If you’re looking to get a new tool, external communities like Makerpad and No Code List keep up-to-date directories of tools that developers can use. While there’s no substitute for using the tools yourself, these lists may give you a starting point.
Community and support
With so many of these tools being relatively recent entrants to the market, it is important to look for longevity. Active discussion and support forums are usually a good leading indicator of a vibrant userbase, so check the company’s internal platforms as well as third parties like Stack Overflow, Quora, and Twitter.
Conclusion
Back in 2018, I wrote that the bulk of software engineering is just plumbing, and I think that’s even more true now. This doesn’t mean we don’t need to think critically about what we’re building, but it means that our job as developers is increasingly becoming about selecting the right tools rather than building the right tools.
Libraries and frameworks were the opening salvos: "15 to 20 years ago, you had to build most of your stack, whereas now you can bring in a lot of the boilerplate code,” Nick Gottlieb told me. “Then, you can consult with your engineering team on the handful of things that are really going to make a difference to your customer.”
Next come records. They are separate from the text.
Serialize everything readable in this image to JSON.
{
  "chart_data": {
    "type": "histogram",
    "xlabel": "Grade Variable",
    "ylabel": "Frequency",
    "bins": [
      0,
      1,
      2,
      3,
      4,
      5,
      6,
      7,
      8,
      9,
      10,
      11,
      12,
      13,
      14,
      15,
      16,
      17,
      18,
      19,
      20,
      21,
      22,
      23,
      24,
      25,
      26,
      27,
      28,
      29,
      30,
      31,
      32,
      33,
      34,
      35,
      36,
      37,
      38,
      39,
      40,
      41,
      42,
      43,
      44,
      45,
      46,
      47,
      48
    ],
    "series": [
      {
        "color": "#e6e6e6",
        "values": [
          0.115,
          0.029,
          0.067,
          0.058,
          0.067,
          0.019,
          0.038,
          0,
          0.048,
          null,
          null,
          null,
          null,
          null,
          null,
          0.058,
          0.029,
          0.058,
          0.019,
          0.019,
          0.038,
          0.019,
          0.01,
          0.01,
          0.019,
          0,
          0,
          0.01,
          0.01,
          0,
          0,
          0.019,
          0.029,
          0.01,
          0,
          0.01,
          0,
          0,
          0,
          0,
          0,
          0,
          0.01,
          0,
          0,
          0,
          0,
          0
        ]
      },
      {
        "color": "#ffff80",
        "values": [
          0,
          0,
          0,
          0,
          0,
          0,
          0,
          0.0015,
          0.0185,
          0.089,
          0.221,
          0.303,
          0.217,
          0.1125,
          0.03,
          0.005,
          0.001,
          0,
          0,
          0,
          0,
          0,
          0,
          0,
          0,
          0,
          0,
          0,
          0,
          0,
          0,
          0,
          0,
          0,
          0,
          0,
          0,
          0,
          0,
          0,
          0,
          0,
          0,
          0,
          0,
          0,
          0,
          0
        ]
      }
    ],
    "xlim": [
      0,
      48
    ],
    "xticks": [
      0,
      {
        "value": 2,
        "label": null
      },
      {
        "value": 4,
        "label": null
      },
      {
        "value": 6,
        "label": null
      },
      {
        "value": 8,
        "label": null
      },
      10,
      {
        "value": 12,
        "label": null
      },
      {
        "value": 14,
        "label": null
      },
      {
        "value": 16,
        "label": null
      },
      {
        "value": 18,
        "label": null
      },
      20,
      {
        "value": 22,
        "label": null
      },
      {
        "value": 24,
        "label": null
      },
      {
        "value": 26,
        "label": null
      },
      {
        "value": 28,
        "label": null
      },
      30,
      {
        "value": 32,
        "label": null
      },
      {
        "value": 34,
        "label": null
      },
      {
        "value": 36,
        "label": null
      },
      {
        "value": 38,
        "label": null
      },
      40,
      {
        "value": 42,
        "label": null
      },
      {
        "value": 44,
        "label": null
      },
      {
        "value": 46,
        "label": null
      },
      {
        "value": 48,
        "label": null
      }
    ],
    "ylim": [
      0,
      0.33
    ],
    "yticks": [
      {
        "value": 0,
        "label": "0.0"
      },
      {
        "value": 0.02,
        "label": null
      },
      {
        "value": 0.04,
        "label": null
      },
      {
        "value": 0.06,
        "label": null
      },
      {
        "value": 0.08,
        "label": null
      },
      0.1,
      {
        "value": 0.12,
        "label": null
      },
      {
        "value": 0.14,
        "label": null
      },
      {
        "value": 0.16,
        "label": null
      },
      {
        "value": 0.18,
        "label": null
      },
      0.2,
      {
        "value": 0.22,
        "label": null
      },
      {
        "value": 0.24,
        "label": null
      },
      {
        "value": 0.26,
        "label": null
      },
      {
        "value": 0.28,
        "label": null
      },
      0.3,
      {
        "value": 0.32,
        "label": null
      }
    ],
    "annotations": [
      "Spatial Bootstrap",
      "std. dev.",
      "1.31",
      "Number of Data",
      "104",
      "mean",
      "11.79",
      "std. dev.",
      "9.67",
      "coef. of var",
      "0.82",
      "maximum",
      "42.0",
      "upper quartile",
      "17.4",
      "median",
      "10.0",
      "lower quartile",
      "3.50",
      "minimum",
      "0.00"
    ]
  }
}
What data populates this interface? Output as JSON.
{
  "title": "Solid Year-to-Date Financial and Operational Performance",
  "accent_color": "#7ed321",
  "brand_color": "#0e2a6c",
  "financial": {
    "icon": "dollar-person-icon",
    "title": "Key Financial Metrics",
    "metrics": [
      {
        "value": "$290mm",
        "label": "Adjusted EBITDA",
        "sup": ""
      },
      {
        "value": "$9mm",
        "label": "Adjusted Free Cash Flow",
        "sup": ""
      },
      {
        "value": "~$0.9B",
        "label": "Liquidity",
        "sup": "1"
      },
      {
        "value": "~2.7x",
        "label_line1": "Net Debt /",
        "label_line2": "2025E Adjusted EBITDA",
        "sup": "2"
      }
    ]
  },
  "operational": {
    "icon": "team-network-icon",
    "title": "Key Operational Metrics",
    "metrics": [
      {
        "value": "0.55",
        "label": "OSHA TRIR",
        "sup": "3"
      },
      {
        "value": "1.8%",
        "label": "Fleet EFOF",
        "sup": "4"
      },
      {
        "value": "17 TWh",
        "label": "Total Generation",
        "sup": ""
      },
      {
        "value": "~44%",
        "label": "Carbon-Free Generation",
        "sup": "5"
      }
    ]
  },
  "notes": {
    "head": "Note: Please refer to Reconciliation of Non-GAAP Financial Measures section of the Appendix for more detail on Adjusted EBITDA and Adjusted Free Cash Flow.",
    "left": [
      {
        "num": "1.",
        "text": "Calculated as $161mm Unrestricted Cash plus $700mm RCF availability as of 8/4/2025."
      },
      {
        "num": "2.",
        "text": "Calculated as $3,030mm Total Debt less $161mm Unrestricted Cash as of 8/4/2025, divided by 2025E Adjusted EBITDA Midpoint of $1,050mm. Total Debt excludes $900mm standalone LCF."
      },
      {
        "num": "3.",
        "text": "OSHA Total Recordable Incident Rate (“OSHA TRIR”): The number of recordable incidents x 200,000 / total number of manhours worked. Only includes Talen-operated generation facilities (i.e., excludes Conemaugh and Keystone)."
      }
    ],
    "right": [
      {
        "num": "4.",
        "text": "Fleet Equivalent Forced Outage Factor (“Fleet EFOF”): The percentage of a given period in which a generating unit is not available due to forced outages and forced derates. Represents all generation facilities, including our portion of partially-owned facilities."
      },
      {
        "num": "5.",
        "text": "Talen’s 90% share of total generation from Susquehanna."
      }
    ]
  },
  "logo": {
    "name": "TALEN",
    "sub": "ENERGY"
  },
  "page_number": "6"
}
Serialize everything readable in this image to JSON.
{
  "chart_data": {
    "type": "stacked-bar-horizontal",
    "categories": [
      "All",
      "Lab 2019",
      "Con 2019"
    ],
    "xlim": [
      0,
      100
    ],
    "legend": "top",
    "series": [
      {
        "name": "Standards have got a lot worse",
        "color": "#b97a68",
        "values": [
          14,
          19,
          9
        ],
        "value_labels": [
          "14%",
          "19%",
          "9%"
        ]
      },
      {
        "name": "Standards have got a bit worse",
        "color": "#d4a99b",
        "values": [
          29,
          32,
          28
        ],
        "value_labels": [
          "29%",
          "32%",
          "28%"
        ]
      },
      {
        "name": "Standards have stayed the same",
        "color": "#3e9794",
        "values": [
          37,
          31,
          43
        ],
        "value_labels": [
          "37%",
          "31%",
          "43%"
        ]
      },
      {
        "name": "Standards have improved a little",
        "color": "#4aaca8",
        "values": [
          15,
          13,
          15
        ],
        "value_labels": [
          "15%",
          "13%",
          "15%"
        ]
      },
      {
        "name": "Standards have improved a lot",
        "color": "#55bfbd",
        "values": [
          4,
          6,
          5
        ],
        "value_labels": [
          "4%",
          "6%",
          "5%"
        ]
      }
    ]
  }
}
Low and no-code tools are just the next step in the normalization of higher-level abstractions. "Time will tell how no-code or low-code interacts with the developer role,” Nick Selman said, “But the most common forecast is that no-code will allow developers to focus on higher-value, strategic implementation.”
Just as JavaScript hasn’t removed the need for C++ developers, low-code isn’t going to replace JavaScript developers. We’ll always need people who understand the fundamental layers below the one we’re working in, but if low-code tools let us iterate faster and build better software, I’m excited to see where they take our industry.